Canada’s ruling Liberal party passed a bill known as C-69 this year, widening the range of impacts that must be included on major industrial and energy projects. The Canadian Association of Petroleum Producers and the Canadian Energy Pipeline Association both issued separate statements rejecting the bill.
“A conservative government win would be positive for the Canadian energy sector and Canadian energy bonds,” said Spicer, in a written response to questions. “The current government and legislation like C-69 have been seen by some companies in the energy industry as an existential threat for their competitiveness.”
The sector could use a boost. The yield on an index of 5-year Canadian high-yield energy bonds declined about 66 basis points in the last year, compared with about 95 basis points of tightening for Canadian corporate bonds rated at the low end of investment grade, according to Bloomberg Valuation data. Globally, high yield oil exploration and production bonds have lost 9% over the past three months, even as U.S. junk bonds and most corporate bonds have rallied.
A Scheer victory would align the federal government in the same Conservative camp as the administration in Alberta, the largest oil and gas producer in the country. That would potentially make it easier to agree on policies, said Philip Petursson, the chief investment strategist at Toronto-based Manulife Investments.
The Conservatives have a strong base in Alberta, “so I think they will do what they can to support the Alberta economy,” Petursson said in an interview in Toronto. “Federal politics is very regional right now, so the results of it will dictate the support to the energy sector.”
Polling averages compiled by the Canadian Broadcasting Corp. show the Conservatives and Trudeau’s Liberals are statistically tied in voter intentions for the Oct. 21 vote. After trailing the Liberals for most of the past four years, the Conservatives led by as much as 7 percentage points this summer but have seen that lead erode in recent weeks.
Energy policy will be a key issue in the campaign, with Scheer vowing to end the carbon tax that Trudeau imposed this year on provinces that don’t already have a similar plan.
Trudeau has tried to strike a balance between reducing emissions with the carbon tax, while agreeing to buy the Trans Mountain pipeline last year when Kinder Morgan Inc. threatened to scrap the expansion amid rising opposition.
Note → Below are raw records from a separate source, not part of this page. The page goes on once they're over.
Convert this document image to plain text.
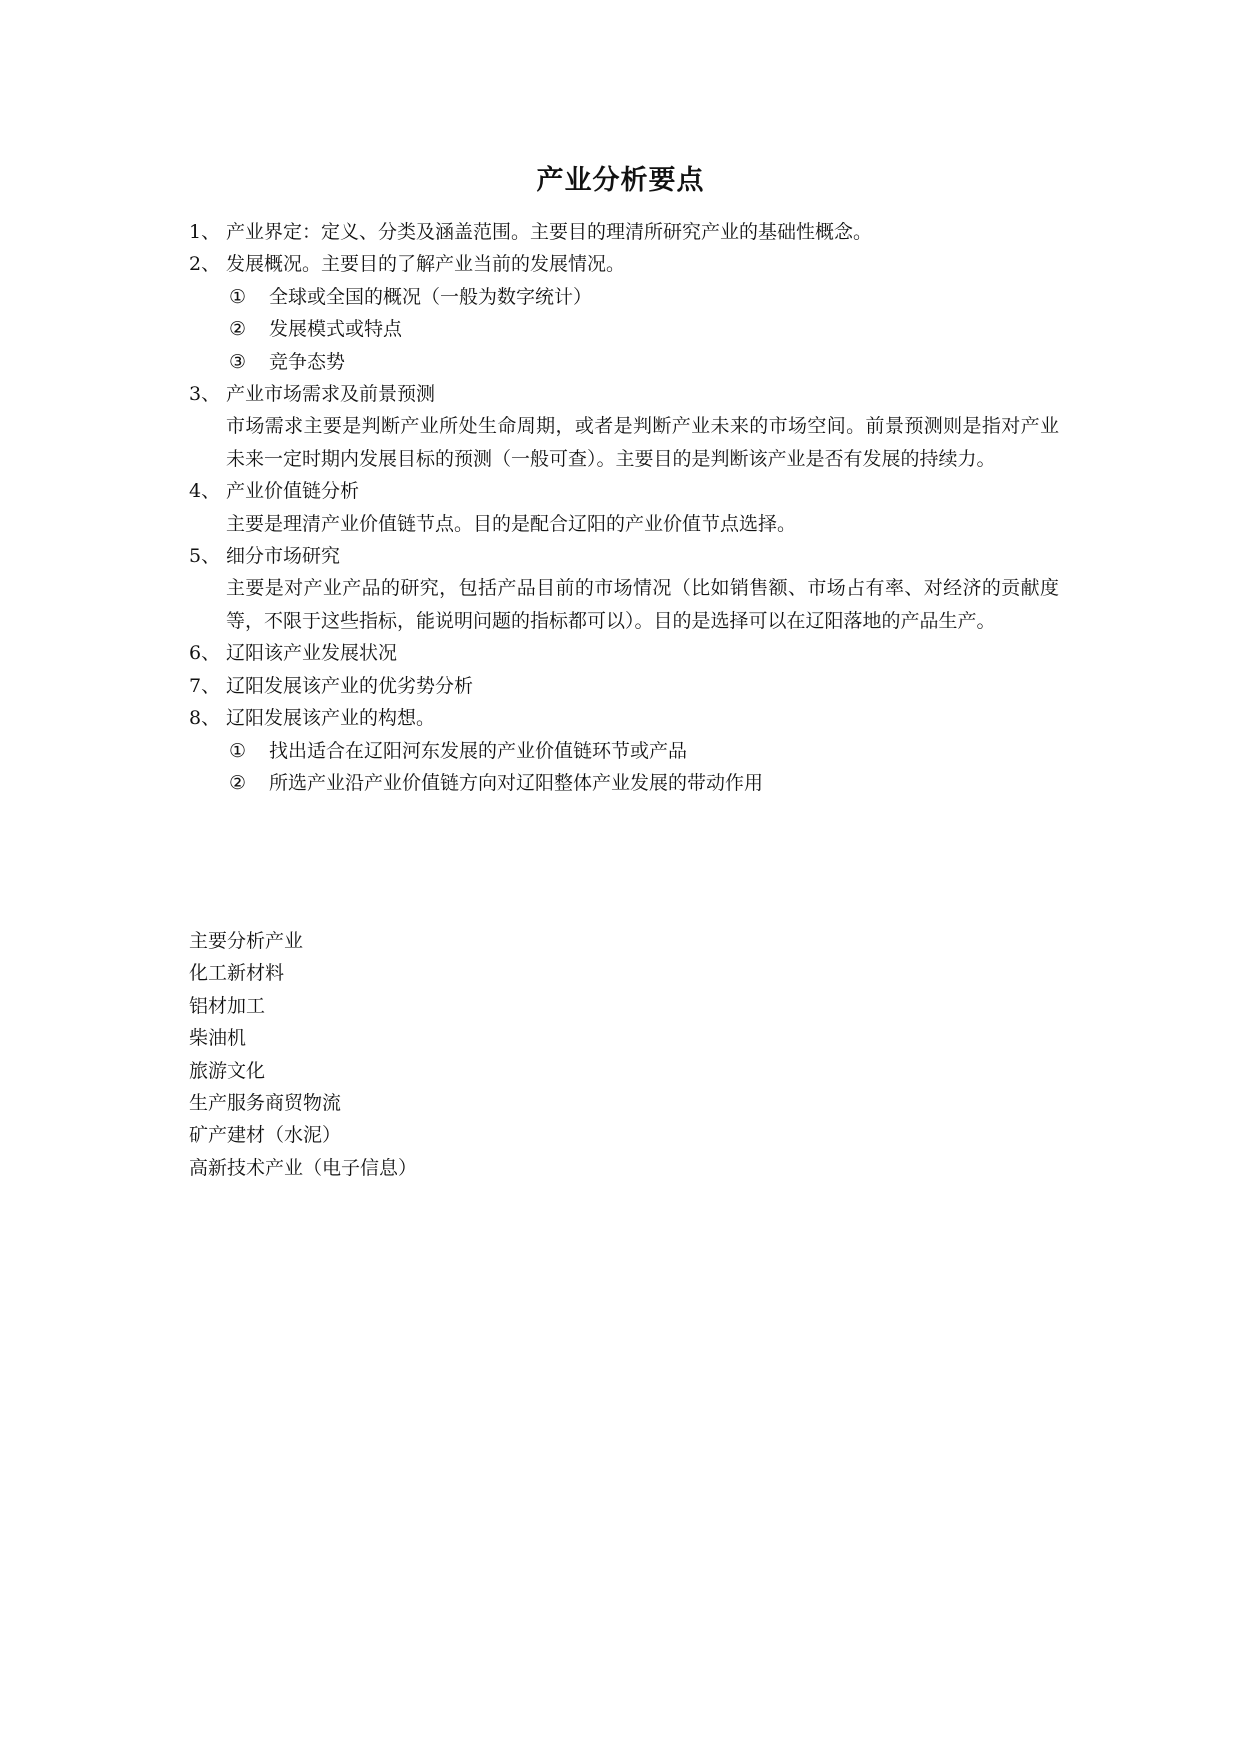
产业分析要点
1、 产业界定：定义、分类及涵盖范围。主要目的理清所研究产业的基础性概念。
2、 发展概况。主要目的了解产业当前的发展情况。
①	全球或全国的概况（一般为数字统计）
②	发展模式或特点
③	竞争态势
3、 产业市场需求及前景预测
市场需求主要是判断产业所处生命周期，或者是判断产业未来的市场空间。前景预测则是指对产业未来一定时期内发展目标的预测（一般可查）。主要目的是判断该产业是否有发展的持续力。
4、 产业价值链分析
主要是理清产业价值链节点。目的是配合辽阳的产业价值节点选择。
5、 细分市场研究
主要是对产业产品的研究，包括产品目前的市场情况（比如销售额、市场占有率、对经济的贡献度等，不限于这些指标，能说明问题的指标都可以）。目的是选择可以在辽阳落地的产品生产。
6、 辽阳该产业发展状况
7、 辽阳发展该产业的优劣势分析
8、 辽阳发展该产业的构想。
①	找出适合在辽阳河东发展的产业价值链环节或产品
②	所选产业沿产业价值链方向对辽阳整体产业发展的带动作用
主要分析产业
化工新材料
铝材加工
柴油机
旅游文化
生产服务商贸物流
矿产建材（水泥）
高新技术产业（电子信息）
Construction started on the line this month.
“Only a Conservative majority government would monetize Trans Mountain quickly,” said Geof Marshall, chief of credit at Toronto-based CI Investments. “Even then, I am not sure egress capacity additions could come on stream quickly enough.”
The oil pipeline expansion and proposed LNG export facilities on the Pacific Coast would save a lot of Canadian energy companies, especially those weighted to gas, said Marshall, whose firm manages C$30 billion ($23 billion) in fixed income.
While a conservative victory would be an uplift for the whose sector, pipeline companies including TC Energy Corp. would be “direct beneficiaries,” TD’s Spicer said.